In a different time and in a different place, this kind of news would have had investors running for the hills. As is, we are not in a different time and a different place and in all likelihood nobody will give a fig. But maybe my old chum at Banco Santander in London, Steve Beck, another one of those chaps who has been around long enough to see some long bonds issued and mature questioned whether the extraordinary performance which we have seen in the peripheral bonds markets over the past two years might not have gone a bit too far now.

Money managers have been buying peripheral bonds not only because they wanted to but, to some extent at least, because they couldn’t afford not to, causing a self-sustaining rally.

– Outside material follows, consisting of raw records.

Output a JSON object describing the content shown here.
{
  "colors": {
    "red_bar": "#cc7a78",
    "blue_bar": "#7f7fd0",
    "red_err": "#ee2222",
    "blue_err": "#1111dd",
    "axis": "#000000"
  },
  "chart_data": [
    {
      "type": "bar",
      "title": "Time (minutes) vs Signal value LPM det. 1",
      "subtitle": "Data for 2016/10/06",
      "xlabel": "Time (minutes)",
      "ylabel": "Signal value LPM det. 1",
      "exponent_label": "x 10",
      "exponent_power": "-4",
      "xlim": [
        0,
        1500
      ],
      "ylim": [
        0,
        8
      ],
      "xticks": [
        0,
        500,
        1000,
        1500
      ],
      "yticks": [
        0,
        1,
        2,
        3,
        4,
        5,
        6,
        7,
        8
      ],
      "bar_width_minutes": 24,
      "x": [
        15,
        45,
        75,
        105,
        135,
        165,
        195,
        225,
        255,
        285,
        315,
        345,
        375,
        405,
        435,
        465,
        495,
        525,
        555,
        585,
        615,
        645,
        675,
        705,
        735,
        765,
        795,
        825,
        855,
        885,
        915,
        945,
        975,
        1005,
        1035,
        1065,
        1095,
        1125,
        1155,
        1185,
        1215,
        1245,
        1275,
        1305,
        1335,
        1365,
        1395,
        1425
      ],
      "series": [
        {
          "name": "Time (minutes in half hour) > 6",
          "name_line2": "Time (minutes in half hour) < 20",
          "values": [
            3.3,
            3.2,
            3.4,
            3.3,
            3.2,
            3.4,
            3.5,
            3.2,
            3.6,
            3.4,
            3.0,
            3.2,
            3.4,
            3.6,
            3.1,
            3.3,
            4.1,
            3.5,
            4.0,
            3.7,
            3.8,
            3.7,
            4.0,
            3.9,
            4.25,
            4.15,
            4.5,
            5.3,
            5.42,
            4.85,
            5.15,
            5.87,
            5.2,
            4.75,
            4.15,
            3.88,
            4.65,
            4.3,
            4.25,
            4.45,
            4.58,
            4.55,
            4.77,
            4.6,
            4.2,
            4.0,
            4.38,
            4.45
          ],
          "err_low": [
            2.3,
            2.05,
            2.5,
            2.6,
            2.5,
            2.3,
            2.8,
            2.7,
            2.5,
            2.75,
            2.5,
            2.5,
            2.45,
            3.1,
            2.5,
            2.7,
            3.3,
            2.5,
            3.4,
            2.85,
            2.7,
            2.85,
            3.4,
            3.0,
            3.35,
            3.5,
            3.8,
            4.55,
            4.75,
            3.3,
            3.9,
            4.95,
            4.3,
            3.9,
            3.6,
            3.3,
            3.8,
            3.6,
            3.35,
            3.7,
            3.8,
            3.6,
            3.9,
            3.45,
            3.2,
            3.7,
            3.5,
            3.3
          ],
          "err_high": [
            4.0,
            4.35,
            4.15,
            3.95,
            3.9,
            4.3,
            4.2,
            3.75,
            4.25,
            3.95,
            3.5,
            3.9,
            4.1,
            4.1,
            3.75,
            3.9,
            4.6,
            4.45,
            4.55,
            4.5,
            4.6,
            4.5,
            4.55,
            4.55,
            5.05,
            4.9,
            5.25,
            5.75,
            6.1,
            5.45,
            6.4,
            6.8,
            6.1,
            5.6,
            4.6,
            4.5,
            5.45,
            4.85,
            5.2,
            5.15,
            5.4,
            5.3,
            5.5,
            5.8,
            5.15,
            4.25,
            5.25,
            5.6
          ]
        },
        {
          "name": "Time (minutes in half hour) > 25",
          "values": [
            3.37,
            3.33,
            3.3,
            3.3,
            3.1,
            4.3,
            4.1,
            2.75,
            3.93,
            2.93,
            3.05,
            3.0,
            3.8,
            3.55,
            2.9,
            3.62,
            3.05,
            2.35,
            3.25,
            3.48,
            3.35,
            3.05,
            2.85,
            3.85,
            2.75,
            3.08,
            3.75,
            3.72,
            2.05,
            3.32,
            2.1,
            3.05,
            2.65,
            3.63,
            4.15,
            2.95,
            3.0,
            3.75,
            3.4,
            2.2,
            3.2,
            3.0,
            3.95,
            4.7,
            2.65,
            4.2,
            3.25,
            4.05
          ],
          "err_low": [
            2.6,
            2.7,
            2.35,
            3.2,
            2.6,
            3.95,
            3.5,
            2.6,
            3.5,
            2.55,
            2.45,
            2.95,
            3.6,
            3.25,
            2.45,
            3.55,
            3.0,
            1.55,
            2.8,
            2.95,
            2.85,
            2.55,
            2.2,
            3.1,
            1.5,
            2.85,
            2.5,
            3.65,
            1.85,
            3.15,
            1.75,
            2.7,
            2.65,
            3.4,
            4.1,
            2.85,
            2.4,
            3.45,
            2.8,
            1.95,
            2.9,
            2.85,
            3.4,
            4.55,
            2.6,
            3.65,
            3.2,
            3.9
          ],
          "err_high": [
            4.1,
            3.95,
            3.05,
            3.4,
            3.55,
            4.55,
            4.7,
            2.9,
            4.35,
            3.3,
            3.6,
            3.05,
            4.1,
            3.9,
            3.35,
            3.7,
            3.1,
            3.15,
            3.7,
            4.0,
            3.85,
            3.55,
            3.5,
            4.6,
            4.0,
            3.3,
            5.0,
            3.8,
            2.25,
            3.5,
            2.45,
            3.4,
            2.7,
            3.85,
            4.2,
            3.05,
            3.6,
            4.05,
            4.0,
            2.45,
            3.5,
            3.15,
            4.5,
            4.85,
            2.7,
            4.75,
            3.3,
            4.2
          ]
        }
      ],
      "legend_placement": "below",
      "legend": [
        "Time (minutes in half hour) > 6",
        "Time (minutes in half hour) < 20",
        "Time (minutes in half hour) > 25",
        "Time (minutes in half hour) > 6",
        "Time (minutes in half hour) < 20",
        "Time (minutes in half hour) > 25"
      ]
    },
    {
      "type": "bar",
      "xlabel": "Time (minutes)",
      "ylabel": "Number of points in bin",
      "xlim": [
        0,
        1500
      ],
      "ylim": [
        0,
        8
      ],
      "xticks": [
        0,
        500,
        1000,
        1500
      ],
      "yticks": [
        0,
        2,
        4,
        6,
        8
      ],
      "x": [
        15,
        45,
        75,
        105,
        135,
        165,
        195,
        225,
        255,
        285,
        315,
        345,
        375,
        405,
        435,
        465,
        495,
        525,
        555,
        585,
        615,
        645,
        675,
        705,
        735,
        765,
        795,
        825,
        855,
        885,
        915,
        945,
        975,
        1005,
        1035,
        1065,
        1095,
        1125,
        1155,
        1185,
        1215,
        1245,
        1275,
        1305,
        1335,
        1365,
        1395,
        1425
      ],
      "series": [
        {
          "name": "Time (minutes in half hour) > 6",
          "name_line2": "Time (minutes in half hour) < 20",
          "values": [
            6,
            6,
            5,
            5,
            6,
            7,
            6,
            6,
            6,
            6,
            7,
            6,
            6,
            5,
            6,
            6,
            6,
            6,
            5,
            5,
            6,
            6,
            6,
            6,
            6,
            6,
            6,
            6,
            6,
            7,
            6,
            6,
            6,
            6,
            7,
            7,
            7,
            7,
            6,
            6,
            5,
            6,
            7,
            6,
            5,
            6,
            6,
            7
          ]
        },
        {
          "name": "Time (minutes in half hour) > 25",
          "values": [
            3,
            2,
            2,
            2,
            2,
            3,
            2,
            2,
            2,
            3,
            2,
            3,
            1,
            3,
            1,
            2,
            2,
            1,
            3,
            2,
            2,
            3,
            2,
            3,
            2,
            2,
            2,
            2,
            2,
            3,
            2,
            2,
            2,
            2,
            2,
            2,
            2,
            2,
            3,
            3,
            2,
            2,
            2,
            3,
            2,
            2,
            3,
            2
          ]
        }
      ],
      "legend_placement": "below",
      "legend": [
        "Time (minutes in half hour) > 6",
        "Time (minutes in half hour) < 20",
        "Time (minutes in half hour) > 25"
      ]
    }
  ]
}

Being underweight the Greeces, Portugals and Spains of this world would have been unimaginably expensive in terms of both relative and absolute performance. Beck wrote: “Truly Fortuna Favi Fortus for those souls that stuck their balance sheet on the line. Not sure if it was the SMT, Draghi’s Gandalf like ’whatever it takes’, Anglo Saxon QE or just the passage of time that has worked. I can also buy the logic that if you are a long only fixed income investor and you have ridden this move for a while and should you decide to exit an old PIIG, where do you put the cash?”

Good point – too many risk defying investment decisions currently seem to be driven by the raw frustration over the lack of viable alternatives. Steve then goes on: “That said, I’m starting to get a little twitchy about the PIIGS of old now they look like breaking through four year lows versus the likes of the US and whilst I can appreciate no one is quite yet ready to hit the exit button, I’m not sure I’d feel an overwhelming urge to wade in here as a fresh buyer.”

Portugal, Spain and Ireland are all back to more or less normal issuer status and Greece will be with us again before long. Athens got it horribly wrong when it cut the hedge funds out of its five-year bond in early 2010 in perhaps the single most significant event to befall the Emperor’s rich wardrobe of new clothes. It has been lucky that those hedge funds don’t bear grudges as they were also the first to buy back in again but that is not talked about as it doesn’t make good political press in the same way that castigating them for having sold does.

News from Europe is getting better – it couldn’t really have been much worse. The European economy is showing signs of recovery – it too couldn’t have been much worse either. But I wonder whether Steve Beck might not have a point and whether it might not be close to the time to take just a few of those peripheral chips off the table.